Stamattina ho avuto una piacevole chiacchierata con un CEO di una grande azienda di ICT (adesso che sia A. o B. poco importa). Si parlava di facilities e di spostamenti di migliaia di persone da una zona all’altra di MI.
Mi ha detto che una società specializzata ha fatto una ricerca su possibili sedi in grado di accogliere così tante persone e ce n’erano veramente poche di sedi così. Fin qui nulla di nuovo, gustavo il mio KitKat accompagnato da caffè della macchinetta neanche tanto male e seguivo sbadato al discussione pensando ai numeri, alle notizie giornalistiche, ai post dei blog preparati per la mattinata.

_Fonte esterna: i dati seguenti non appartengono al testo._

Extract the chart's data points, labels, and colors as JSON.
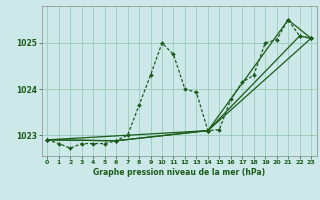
{
  "title": "Graphe pression niveau de la mer (hPa)",
  "bg_color": "#cce8e8",
  "grid_color": "#99ccbb",
  "line_color": "#1a5c1a",
  "dot_color": "#1a5c1a",
  "xlim": [
    -0.5,
    23.5
  ],
  "ylim": [
    1022.55,
    1025.8
  ],
  "yticks": [
    1023,
    1024,
    1025
  ],
  "xticks": [
    0,
    1,
    2,
    3,
    4,
    5,
    6,
    7,
    8,
    9,
    10,
    11,
    12,
    13,
    14,
    15,
    16,
    17,
    18,
    19,
    20,
    21,
    22,
    23
  ],
  "series1_x": [
    0,
    1,
    2,
    3,
    4,
    5,
    6,
    7,
    8,
    9,
    10,
    11,
    12,
    13,
    14,
    15,
    16,
    17,
    18,
    19,
    20,
    21,
    22,
    23
  ],
  "series1_y": [
    1022.9,
    1022.82,
    1022.72,
    1022.82,
    1022.82,
    1022.82,
    1022.88,
    1023.0,
    1023.65,
    1024.3,
    1025.0,
    1024.75,
    1024.0,
    1023.93,
    1023.1,
    1023.12,
    1023.78,
    1024.15,
    1024.3,
    1025.0,
    1025.07,
    1025.5,
    1025.15,
    1025.1
  ],
  "series2_x": [
    0,
    6,
    14,
    21,
    23
  ],
  "series2_y": [
    1022.9,
    1022.88,
    1023.1,
    1025.5,
    1025.1
  ],
  "series3_x": [
    0,
    6,
    14,
    22,
    23
  ],
  "series3_y": [
    1022.9,
    1022.88,
    1023.1,
    1025.15,
    1025.1
  ],
  "series4_x": [
    0,
    14,
    23
  ],
  "series4_y": [
    1022.9,
    1023.1,
    1025.1
  ]
}
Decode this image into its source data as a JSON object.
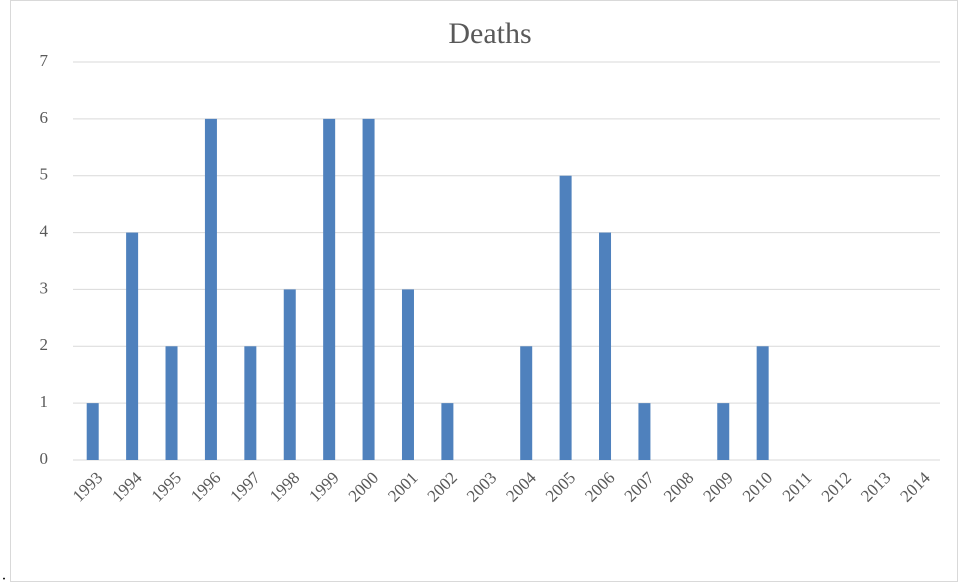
{
  "chart_data": {
    "type": "bar",
    "title": "Deaths",
    "categories": [
      "1993",
      "1994",
      "1995",
      "1996",
      "1997",
      "1998",
      "1999",
      "2000",
      "2001",
      "2002",
      "2003",
      "2004",
      "2005",
      "2006",
      "2007",
      "2008",
      "2009",
      "2010",
      "2011",
      "2012",
      "2013",
      "2014"
    ],
    "values": [
      1,
      4,
      2,
      6,
      2,
      3,
      6,
      6,
      3,
      1,
      0,
      2,
      5,
      4,
      1,
      0,
      1,
      2,
      0,
      0,
      0,
      0
    ],
    "color": "#4f81bd",
    "ylim": [
      0,
      7
    ],
    "yticks": [
      0,
      1,
      2,
      3,
      4,
      5,
      6,
      7
    ],
    "grid": true
  },
  "paragraph_mark": "."
}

Poi a un tratto guardando fuori dal finestrone (vista enorme) mi ha detto: “vedi molte persone hanno comprato casa qui intorno, sulle colline e in mezzo a tutto questo verde, da una survey interna è uscito un plebiscito per rimanere qui, perchè dovremmo spostarci?”
D’un tratto ho sentito come una sensazione di cura per i dipendenti, persone NON dipendenti, persone con passeggini e equilibri di vita, abitudini, abbonamenti in palestra, supermercati di fiducia, piste ciclabili provate con i pargoli la domenica, stradine e scorciatoie per poter dormire quei 5 min. in più. Per un attimo ho chiuso gli occhi e ho provato come un calore, come se a qualcuno interessasse della vita di tante persone (eppure la possibilità concreta di spostarsi c’è) e un sorriso dolce mi ha invaso. Bello!
Accidenti lele e’ grave, come mai tutto questo sentimentalismo?
Commento di guidone — 17 aprile 2007 @ 10:59
No é solo che mi sono innamorato delle idee di sto tipo
mi sembra sincero e che ci crede davvero, mi ha stupito la conferma!
E’ che quando arriva la primavera, sono come i fiori, mi sboccia il sentimento
Commento di daino — 17 aprile 2007 @ 13:18
Ciao Lele,
e’ bello che ogni tanto si sentano commenti positivi: sono certo piu’ faticosi da elaborare, ma contribuiscano al miglioramento della percezione comune. Ole’
Commento di Marlenek — 17 aprile 2007 @ 14:12
Ma davvero… finalmente qualcuno comincia a vedere le persone e le vite che esistono sotto e oltre un tesserino da dipendente.
E non perchè in qualche corso aziendale di management e gestione delle “risorse” umane gli hanno detto di far così che il dipendente felice rende di più, ma perchè ha anche lui una vita, degli affetti, e sente dentro di se tutto questo.
E’ solo un caso… ma ho fiducia che un giorno sia semplicemente “normale”.
Grazie Lele!
Commento di Giornale di Sistema — 17 aprile 2007 @ 14:49
Eh non dirlo a me….
Fatti sentire se sei in zona mi
Commento di guidone — 17 aprile 2007 @ 14:53
persone con passeggini e equilibri di vita, abitudini, abbonamenti in palestra, supermercati di fiducia, piste ciclabili provate con i pargoli la domenica, stradine e scorciatoie per poter dormire quei 5 min. in più.
Sei uno scrittore molto bravo: in tre righe hai dipinto icasticamente la vitasuburbana della moderna classe media; infatti, non vita, ma morte travestita da vita.